Kapitel 3
Glauben Der Gott im Gehirn
Als ich etwa dreizehn Jahre alt war, hatte ich eine Erleuchtung. Damals spazierte ich auf eine eigentümliche Weise von der Schule nach Hause, denn ich stellte mir vor, die herabgefallenen Herbstblätter seien Tretminen, die ich nicht berühren dürfte. Während ich so im Zickzack die Straße hinunterlief, ging auch mein Geist auf Wanderschaft. Damals war ich überzeugt, dass Gott die Gedanken aller Menschen hören könne. Ich versuchte oft, einen Gedanken zu fassen, ohne ihn lautlos im Geiste zu sprechen. Irgendwie hoffte ich, dass solche Gedanken Gott verborgen bleiben würden. Ich entwickelte sogar eine Methode, im Vordergrund meines Gedankenraumes lautlos zu sprechen, zum Beispiel ein Gedicht aufzusagen, während ich im Hintergrund ungestört meinen eigentlichen Gedanken nachging, so wie Geheimagenten im Film die Musik lauter drehen, damit sie nicht abgehört werden können. Doch mir wurde schnell klar, dass alle Tricks vergeblich waren. Wenn Gott allmächtig ist, dann kann er auch die Hintergrundgeräusche wahrnehmen. Doch dann kam mir plötzlich ein anderer Gedanke: Warum soll ich überhaupt annehmen, dass mir jemand zuhört? Darauf gab es keine Antwort. Und so wurde ich Atheist.

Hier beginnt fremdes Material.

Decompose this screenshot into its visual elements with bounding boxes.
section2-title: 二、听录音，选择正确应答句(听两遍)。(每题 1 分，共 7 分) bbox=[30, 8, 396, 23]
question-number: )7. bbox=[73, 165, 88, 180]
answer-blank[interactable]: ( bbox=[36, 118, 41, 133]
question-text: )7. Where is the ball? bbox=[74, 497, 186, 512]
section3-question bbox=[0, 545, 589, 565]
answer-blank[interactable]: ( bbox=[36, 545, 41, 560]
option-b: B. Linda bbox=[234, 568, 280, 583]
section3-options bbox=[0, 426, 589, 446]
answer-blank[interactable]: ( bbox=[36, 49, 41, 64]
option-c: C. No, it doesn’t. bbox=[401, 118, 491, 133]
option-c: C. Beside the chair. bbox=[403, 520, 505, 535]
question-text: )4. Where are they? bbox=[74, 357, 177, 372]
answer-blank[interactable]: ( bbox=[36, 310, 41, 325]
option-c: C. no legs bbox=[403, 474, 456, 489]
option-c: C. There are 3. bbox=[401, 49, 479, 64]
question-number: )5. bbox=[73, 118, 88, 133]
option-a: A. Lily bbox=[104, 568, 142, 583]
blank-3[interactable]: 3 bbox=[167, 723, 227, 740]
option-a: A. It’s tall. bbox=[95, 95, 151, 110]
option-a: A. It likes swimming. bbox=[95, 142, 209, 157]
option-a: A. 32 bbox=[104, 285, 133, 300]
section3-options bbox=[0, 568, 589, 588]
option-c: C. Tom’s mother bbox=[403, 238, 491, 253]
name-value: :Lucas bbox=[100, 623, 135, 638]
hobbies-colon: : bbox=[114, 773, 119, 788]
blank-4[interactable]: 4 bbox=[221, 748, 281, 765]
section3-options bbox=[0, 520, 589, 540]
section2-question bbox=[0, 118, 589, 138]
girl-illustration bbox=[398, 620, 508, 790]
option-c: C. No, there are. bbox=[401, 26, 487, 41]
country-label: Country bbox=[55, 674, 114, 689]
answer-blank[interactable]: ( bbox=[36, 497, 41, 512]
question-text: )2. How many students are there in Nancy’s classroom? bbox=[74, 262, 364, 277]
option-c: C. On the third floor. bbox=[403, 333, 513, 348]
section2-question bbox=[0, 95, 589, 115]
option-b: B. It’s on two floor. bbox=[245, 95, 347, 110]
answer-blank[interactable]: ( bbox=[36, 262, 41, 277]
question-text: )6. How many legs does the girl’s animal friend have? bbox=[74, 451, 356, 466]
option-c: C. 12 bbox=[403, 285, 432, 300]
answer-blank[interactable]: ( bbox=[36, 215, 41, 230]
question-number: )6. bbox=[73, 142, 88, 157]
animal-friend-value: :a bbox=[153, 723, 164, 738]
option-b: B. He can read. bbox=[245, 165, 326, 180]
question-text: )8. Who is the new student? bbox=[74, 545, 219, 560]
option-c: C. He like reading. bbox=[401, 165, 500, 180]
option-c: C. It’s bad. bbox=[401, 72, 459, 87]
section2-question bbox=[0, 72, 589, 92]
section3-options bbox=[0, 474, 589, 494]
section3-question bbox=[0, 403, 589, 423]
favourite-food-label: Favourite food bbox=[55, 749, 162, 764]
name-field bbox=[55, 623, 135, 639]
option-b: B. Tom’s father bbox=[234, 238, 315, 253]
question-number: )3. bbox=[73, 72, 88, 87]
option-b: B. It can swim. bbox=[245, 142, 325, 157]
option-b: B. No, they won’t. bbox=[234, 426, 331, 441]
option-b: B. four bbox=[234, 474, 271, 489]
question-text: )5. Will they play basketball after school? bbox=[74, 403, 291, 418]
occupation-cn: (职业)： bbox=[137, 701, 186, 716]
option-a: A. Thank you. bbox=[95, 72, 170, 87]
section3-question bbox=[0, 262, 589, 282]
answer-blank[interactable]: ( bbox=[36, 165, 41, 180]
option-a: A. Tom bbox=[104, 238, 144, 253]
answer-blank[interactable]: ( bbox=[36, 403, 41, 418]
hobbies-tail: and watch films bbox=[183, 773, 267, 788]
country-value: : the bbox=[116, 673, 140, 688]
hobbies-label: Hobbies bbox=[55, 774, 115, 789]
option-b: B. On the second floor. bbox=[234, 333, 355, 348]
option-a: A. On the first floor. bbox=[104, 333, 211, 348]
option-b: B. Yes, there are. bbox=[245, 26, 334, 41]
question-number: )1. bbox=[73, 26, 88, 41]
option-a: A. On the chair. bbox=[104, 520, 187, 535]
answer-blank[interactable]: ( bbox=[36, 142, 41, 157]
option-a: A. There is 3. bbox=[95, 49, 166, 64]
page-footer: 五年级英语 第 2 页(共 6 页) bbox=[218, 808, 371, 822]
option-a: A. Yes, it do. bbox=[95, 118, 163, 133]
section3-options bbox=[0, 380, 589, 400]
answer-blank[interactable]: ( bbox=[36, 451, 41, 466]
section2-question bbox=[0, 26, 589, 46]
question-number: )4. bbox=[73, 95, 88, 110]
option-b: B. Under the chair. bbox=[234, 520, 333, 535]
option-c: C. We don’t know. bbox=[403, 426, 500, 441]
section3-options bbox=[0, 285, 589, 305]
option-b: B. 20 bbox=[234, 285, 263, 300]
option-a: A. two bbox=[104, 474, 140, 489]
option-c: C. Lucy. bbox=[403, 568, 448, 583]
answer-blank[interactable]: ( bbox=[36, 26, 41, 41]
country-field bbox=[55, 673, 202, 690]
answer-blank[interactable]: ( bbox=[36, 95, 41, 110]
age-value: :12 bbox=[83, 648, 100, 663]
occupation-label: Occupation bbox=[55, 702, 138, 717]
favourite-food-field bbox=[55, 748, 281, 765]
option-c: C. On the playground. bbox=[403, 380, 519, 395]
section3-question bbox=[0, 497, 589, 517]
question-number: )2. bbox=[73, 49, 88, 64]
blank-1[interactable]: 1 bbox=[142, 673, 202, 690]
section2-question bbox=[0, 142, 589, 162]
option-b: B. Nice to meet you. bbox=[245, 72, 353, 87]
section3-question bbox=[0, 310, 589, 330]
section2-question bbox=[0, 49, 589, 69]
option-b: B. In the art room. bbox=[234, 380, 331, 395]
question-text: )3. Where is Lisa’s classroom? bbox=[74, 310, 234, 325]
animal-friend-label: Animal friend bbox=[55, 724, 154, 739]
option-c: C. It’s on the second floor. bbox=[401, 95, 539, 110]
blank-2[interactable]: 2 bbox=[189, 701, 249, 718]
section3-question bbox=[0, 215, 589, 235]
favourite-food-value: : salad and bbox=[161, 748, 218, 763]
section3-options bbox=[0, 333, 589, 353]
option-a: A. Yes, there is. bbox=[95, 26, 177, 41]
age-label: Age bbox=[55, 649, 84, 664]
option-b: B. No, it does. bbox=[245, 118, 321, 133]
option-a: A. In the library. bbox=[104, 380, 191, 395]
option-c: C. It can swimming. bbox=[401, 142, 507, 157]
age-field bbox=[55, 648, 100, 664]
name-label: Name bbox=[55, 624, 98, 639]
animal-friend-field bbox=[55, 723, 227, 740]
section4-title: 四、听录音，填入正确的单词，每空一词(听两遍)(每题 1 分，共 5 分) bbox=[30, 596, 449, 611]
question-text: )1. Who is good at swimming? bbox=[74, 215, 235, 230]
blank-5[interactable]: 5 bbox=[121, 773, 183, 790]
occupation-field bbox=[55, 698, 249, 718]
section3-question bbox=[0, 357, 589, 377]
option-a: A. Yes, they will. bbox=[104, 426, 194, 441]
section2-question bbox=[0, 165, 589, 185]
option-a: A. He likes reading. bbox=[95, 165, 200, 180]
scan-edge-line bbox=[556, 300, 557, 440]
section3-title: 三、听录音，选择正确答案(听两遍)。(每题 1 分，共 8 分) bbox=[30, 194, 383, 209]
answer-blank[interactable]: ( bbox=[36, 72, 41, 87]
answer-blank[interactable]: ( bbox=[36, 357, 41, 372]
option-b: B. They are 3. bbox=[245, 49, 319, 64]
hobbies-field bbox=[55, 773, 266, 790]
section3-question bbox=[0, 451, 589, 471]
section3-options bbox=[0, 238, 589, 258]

Vielleicht hat es geholfen, dass ich nicht in einer religiösen Familie aufgewachsen bin, denn die meisten Gläubigen glauben das, was ihre Eltern glauben. Der Nichtglaube fällt leichter, wenn man niemals gebetet hat oder von den Nachbarn komisch beäugt wurde, weil man sonntags nicht in der Kirche war. Natürlich gehört zu einem ausgereiften Atheismus mehr als nur der Zweifel daran, dass man von ganz oben abgehört wird. Doch die Frage «Warum soll ich diese Annahme machen?» charakterisiert ein Grundmotiv der atheistischen Skepsis. Weitaus komplexer ist die Frage: Warum glauben überhaupt so viele Menschen an höhere Wesen oder eine höhere Kraft? Die elterliche Autorität allein kann das nicht erklären. Aber vor allem: Wer ist das eigentlich, Gott?